The authorities generally hold that a spouse, against whom a divorce has been granted, may maintain an action for alienation of affections occurring prior to the divorce, the decree of divorce not being res judicata with respect to plaintiff’s cause of action and not operating as an estoppel by judgment.
In Pollard v. Ward, 289 Mo. 275, it was held'that a decree of divorce does not bar an action for previous alienation of affections or criminal conversation or seduction, and it is immaterial that the fact might have been but was not set up as a defense to the defendant’s action. In the notes on this question where the case is reported in 20 A. L. R. 936, 943, many authorities are collected and they are almost unanimous in support of the syllabus last quoted.

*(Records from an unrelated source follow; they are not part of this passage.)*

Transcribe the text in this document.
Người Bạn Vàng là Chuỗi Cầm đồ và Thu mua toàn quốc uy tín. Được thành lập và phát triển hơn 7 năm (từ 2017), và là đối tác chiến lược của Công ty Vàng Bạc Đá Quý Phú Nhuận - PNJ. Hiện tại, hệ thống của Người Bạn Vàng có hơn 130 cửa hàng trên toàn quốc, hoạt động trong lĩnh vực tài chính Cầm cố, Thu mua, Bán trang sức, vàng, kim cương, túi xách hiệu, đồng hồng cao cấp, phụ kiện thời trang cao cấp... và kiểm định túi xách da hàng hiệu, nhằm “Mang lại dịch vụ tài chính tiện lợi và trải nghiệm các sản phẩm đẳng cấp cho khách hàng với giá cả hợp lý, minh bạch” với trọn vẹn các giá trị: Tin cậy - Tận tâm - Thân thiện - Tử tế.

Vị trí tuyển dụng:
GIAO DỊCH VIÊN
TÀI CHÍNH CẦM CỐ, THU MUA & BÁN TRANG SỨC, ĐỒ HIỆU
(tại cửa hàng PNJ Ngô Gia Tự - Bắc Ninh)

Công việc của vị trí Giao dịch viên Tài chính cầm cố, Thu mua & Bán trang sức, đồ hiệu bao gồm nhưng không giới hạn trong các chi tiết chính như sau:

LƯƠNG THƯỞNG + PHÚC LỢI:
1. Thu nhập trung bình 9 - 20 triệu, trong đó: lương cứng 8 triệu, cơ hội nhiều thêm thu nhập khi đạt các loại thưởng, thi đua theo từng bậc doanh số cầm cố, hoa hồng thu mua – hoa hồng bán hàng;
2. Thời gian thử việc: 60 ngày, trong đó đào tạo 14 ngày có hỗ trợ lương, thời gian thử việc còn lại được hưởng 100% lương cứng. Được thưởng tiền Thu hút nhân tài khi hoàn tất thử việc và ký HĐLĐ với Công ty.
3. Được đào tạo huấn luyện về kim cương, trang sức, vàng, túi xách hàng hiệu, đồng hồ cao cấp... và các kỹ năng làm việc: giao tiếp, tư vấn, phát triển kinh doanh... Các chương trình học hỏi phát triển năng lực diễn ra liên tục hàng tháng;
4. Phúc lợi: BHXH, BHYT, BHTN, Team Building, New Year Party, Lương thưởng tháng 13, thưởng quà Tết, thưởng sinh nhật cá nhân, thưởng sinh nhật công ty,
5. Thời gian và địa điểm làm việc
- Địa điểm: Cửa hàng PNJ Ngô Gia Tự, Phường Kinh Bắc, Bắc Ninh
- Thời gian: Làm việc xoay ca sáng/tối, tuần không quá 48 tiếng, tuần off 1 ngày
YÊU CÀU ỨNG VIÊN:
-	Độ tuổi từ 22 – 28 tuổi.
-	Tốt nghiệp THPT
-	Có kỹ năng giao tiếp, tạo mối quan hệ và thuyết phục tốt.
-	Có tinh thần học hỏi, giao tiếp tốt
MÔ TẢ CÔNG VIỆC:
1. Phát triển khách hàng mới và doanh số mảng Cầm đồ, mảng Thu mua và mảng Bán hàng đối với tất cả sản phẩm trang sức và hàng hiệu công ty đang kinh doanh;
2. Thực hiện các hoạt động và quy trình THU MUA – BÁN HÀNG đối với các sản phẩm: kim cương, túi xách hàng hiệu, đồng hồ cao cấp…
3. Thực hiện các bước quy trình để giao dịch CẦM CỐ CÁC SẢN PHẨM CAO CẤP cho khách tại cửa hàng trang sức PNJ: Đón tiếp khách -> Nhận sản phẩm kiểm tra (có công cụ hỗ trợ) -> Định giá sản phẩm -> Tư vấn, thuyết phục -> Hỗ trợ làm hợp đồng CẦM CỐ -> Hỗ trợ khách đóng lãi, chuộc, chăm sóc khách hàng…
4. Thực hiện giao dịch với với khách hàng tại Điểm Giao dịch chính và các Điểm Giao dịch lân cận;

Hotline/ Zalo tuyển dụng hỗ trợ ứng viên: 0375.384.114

In Nevins v. Nevins, 68 Kan. 410, 75 Pac. 492, it was claimed that the plaintiff’s own acts caused or contributed to the alienation of the affections. The court held:
“In such an action, if the acts done and influence used by the defendant were the controlling cause of the separation the plaintiff may recover from the defendant, although other causes may have contributed in some degree to the result.” (Syl. H 4.)
And in the opinion it was said:
“Complaint is made of the refusal of several instructions,, stating that even though they found the defendant had committed acts tending to alienate the plaintiff’s husband from her, yet she would not be entitled to recover if her own acts contributed to such alienation of affecfion. It was not a fit occasion and place for introducing the doctrine of contributory negligence. Of course, no recovery could be had unless the alienation and separation were caused by the acts done and influences exerted by the defendant. If his efforts were the controlling cause, however, and without which no separation would have been had, she might still recover, although other causes may have contributed in some degree to the result.” (p. 414.)
The cause is reversed for a new trial.